Desai’s family experienced a close call themselves when his father once went to his non-primary care provider and was accidentally prescribed double doses of medication.
“Luckily, we caught it because there are a lot of physicians and pharmacists in my family,” Desai said. “So we caught it before he took it. But that helped me launch this whole idea around, why do medication errors happen? Why can’t patients properly communicate what medications they’re on to their provider?”
It’s a question many have been asking. So Desai formed Truentity, which works as a platform to consolidate all the data from different providers and pharmacy networks. Then telehealth clinical pharmacists sit down with the patient to reconcile the data, creating the most accurate medication history on a patient after only a 30-minute conversation.
Patients can also upload pictures of their medication to Truentity themselves before Truentity’s data then goes back to providers, leading to fewer medication errors and better outcomes, Desai said.
“A patient’s data resides with the provider or the hospital systems,” Desai said of what happens today. “What we have essentially done is once we do a reconciliation of the patient’s medication history, we push the data back to the patient’s phone because the patient has the right to own their own data.”
And whenever a medical ailment does strike, a healthcare provider could learn a patient’s medication history as easily as scanning a QR code.
“Now, essentially, the patient is walking around with their medication list on their phone,” Desai said. “Now they can travel anywhere in the world.”
It’s simple. Just open up the app, launch the QR code and now the provider can see the list of medications their patient is on. No guesswork or extra time involved.
Evidence of early traction
Over the past three months, Truentity’s user base doubled, with the company projecting three times as much growth over the next three months. And early results showed a 45 percent improvement in the accuracy of patient medication records with Truentity.
Truentity, which is also a graduate of CED’s GRO incubator program, is saving clients time as well. The company said providers save up to 40 minutes per patient during the pre-admission or post-discharge medication reconciliation process.
Desai said that through the process, they learned to not just stay in their bubble designing the product but to venture out more and talk to customers, completing small releases of the product and learning as they go.
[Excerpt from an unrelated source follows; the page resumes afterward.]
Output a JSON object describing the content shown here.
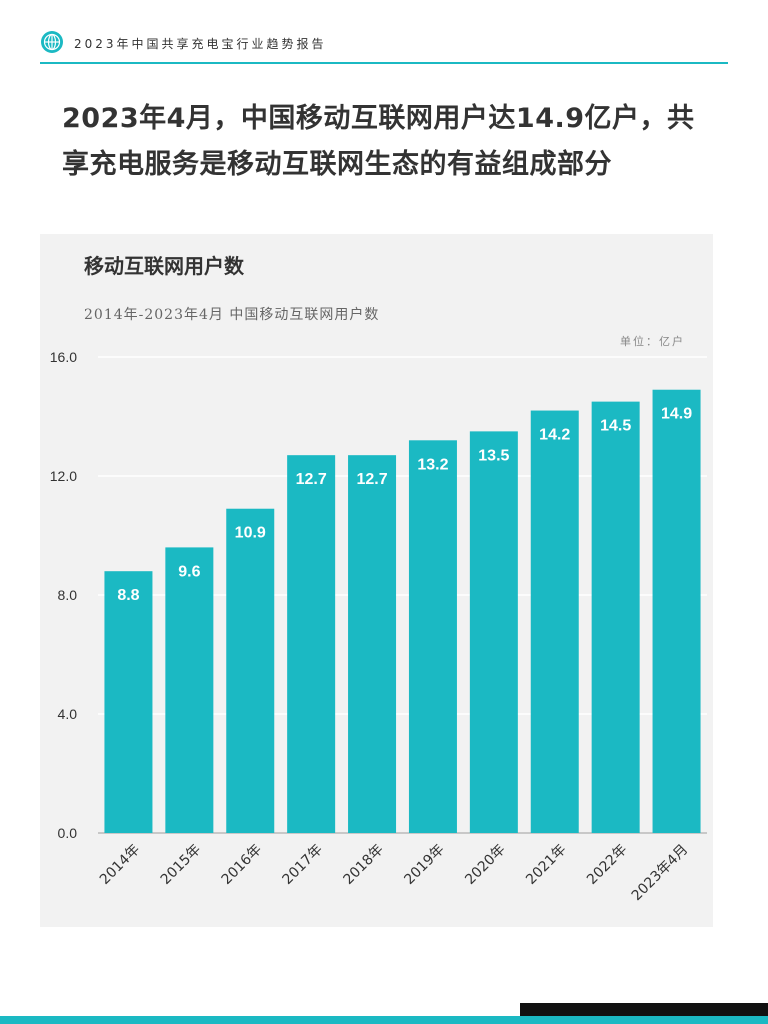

“That’s what we’ve been doing—go out, deploy to that pilot site, and then we come back and say, ‘O.K., what did we learn from that initial deployment?’” Desai said. “And then we will make the necessary changes. We will create better workflows and better integrations.”
Truentity is currently deployed at three healthcare providers and pharmacy sites. With the pre-seed funding in hand, Truentity Health’s app on iOS and Android will be able to scale more quickly.
Beyond consolidating data to prevent medical errors, Truentity also enables pharmacists to earn extra money by completing patient medication histories on a part-time basis. This is especially helpful in areas with a lack of resources.
“We really go after the pharmacy and the provider space because we have found that we can actually help generate revenue for these providers,” Desai said, “especially in rural parts of America where small providers don’t have enough resources.”